Derrière ces sinistres chiffres se cache un nombre important de femmes évangéliques. La chercheuse Valéria Vilhena a interviewé de nombreuses rescapées de violence conjugale dans le cadre de son mémoire de maîtrise, qui est finalement devenu un livre : Uma igreja sem voz : análise de généralo da violência doméstica entre mulheres evangélicas (« Une Église sans voix : analyse globale de la violence domestique chez les femmes évangéliques »). Ses entretiens ont révélé que 40 % de ces femmes étaient évangéliques. Dans ses recherches, la chercheuse a analysé les rapports de visite d’un centre de soutien pour les femmes victimes de violence conjugale dans la zone sud de São Paulo, la plus grande ville du Brésil. L’étude, largement diffusée, est maintenant un ouvrage de référence sur le sujet.
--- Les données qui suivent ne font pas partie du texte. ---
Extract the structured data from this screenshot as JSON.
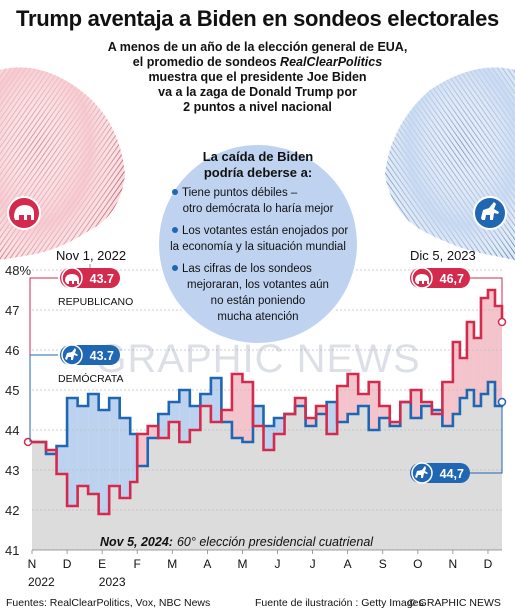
{
  "header": {
    "title": "Trump aventaja a Biden en sondeos electorales",
    "subtitle_line1": "A menos de un año de la elección general de EUA,",
    "subtitle_line2_pre": "el promedio de sondeos ",
    "subtitle_line2_italic": "RealClearPolitics",
    "subtitle_line3": "muestra que el presidente Joe Biden",
    "subtitle_line4": "va a la zaga de Donald Trump por",
    "subtitle_line5": "2 puntos a nivel nacional"
  },
  "callout": {
    "heading_line1": "La caída de Biden",
    "heading_line2": "podría deberse a:",
    "items": [
      [
        "Tiene puntos débiles –",
        "otro demócrata lo haría mejor"
      ],
      [
        "Los votantes están enojados por",
        "la economía y la situación mundial"
      ],
      [
        "Las cifras de los sondeos",
        "mejoraran, los votantes aún",
        "no están poniendo",
        "mucha atención"
      ]
    ]
  },
  "annotations": {
    "start_date": "Nov 1, 2022",
    "end_date": "Dic 5, 2023",
    "rep_start": "43.7",
    "dem_start": "43.7",
    "rep_end": "46,7",
    "dem_end": "44,7",
    "rep_label": "REPUBLICANO",
    "dem_label": "DEMÓCRATA",
    "election_bold": "Nov 5, 2024:",
    "election_italic": "60° elección presidencial cuatrienal",
    "watermark": "GRAPHIC NEWS"
  },
  "colors": {
    "republican": "#d42a4e",
    "democrat": "#1f66b3",
    "rep_fill": "#f3c4cb",
    "dem_fill": "#bcd2ee",
    "base_fill": "#dcdcdc",
    "callout": "#bfd3f0"
  },
  "footer": {
    "sources": "Fuentes: RealClearPolitics, Vox, NBC News",
    "illustration": "Fuente de ilustración : Getty Images",
    "credit": "© GRAPHIC NEWS"
  },
  "chart_data": {
    "type": "line",
    "x_unit": "months since Nov 1, 2022",
    "xlim": [
      0,
      13.4
    ],
    "ylim": [
      41,
      48
    ],
    "yticks": [
      "41",
      "42",
      "43",
      "44",
      "45",
      "46",
      "47",
      "48%"
    ],
    "xtick_labels": [
      {
        "label": "N",
        "x": 0
      },
      {
        "label": "D",
        "x": 1
      },
      {
        "label": "E",
        "x": 2
      },
      {
        "label": "F",
        "x": 3
      },
      {
        "label": "M",
        "x": 4
      },
      {
        "label": "A",
        "x": 5
      },
      {
        "label": "M",
        "x": 6
      },
      {
        "label": "J",
        "x": 7
      },
      {
        "label": "J",
        "x": 8
      },
      {
        "label": "A",
        "x": 9
      },
      {
        "label": "S",
        "x": 10
      },
      {
        "label": "O",
        "x": 11
      },
      {
        "label": "N",
        "x": 12
      },
      {
        "label": "D",
        "x": 13
      }
    ],
    "year_labels": [
      {
        "label": "2022",
        "x": 0
      },
      {
        "label": "2023",
        "x": 2
      }
    ],
    "series": [
      {
        "name": "REPUBLICANO",
        "x": [
          0,
          0.4,
          0.7,
          1.0,
          1.3,
          1.6,
          1.9,
          2.2,
          2.5,
          2.8,
          3.0,
          3.3,
          3.6,
          3.9,
          4.2,
          4.5,
          4.8,
          5.1,
          5.4,
          5.7,
          6.0,
          6.3,
          6.6,
          6.9,
          7.2,
          7.5,
          7.8,
          8.1,
          8.4,
          8.7,
          9.0,
          9.3,
          9.6,
          9.9,
          10.2,
          10.5,
          10.8,
          11.1,
          11.4,
          11.7,
          12.0,
          12.2,
          12.4,
          12.6,
          12.8,
          13.0,
          13.2,
          13.4
        ],
        "values": [
          43.7,
          43.5,
          42.9,
          42.1,
          42.6,
          42.4,
          41.9,
          42.6,
          42.3,
          42.7,
          43.9,
          44.1,
          43.8,
          44.2,
          43.7,
          44.0,
          44.6,
          44.2,
          44.5,
          45.4,
          45.2,
          44.1,
          43.5,
          43.9,
          44.4,
          44.8,
          44.3,
          44.6,
          43.9,
          45.1,
          45.4,
          44.9,
          45.2,
          44.6,
          44.2,
          44.7,
          45.0,
          44.7,
          44.4,
          45.2,
          46.2,
          45.8,
          46.7,
          46.3,
          47.3,
          47.5,
          47.1,
          46.7
        ]
      },
      {
        "name": "DEMÓCRATA",
        "x": [
          0,
          0.4,
          0.7,
          1.0,
          1.3,
          1.6,
          1.9,
          2.2,
          2.5,
          2.8,
          3.0,
          3.3,
          3.6,
          3.9,
          4.2,
          4.5,
          4.8,
          5.1,
          5.4,
          5.7,
          6.0,
          6.3,
          6.6,
          6.9,
          7.2,
          7.5,
          7.8,
          8.1,
          8.4,
          8.7,
          9.0,
          9.3,
          9.6,
          9.9,
          10.2,
          10.5,
          10.8,
          11.1,
          11.4,
          11.7,
          12.0,
          12.2,
          12.4,
          12.6,
          12.8,
          13.0,
          13.2,
          13.4
        ],
        "values": [
          43.7,
          43.4,
          43.6,
          44.8,
          44.6,
          44.9,
          44.5,
          44.8,
          44.3,
          43.9,
          43.1,
          43.8,
          44.4,
          44.7,
          45.0,
          44.6,
          44.9,
          45.3,
          44.2,
          43.8,
          43.7,
          44.6,
          44.1,
          44.3,
          44.4,
          44.6,
          44.1,
          44.4,
          44.7,
          44.2,
          44.4,
          44.6,
          44.0,
          44.3,
          44.1,
          44.7,
          44.3,
          44.6,
          44.5,
          44.1,
          44.4,
          44.8,
          45.0,
          44.6,
          44.9,
          45.2,
          44.6,
          44.7
        ]
      }
    ]
  }
}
Les recherches de Valéria Vilhena révèlent que les Églises et leurs dirigeants ont involontairement contribué à perpétuer de tragiques scénarios. Lorsqu’elles se tournent vers leur pasteur pour du soutien et des conseils, espérant échapper aux violences physiques et psychologiques, de nombreuses femmes reçoivent invariablement le même sermon : « ma sœur, tu dois prier davantage, jeûner, crier à Dieu pour la conversion de ton mari. » 1 Pierre 3.1-2 est souvent cité : « Vous de même, femmes, soumettez-vous à votre mari. Ainsi, ceux qui refusent de croire à la parole pourront être gagnés sans parole par la conduite de leur femme, en observant votre manière de vivre pure et respectueuse ».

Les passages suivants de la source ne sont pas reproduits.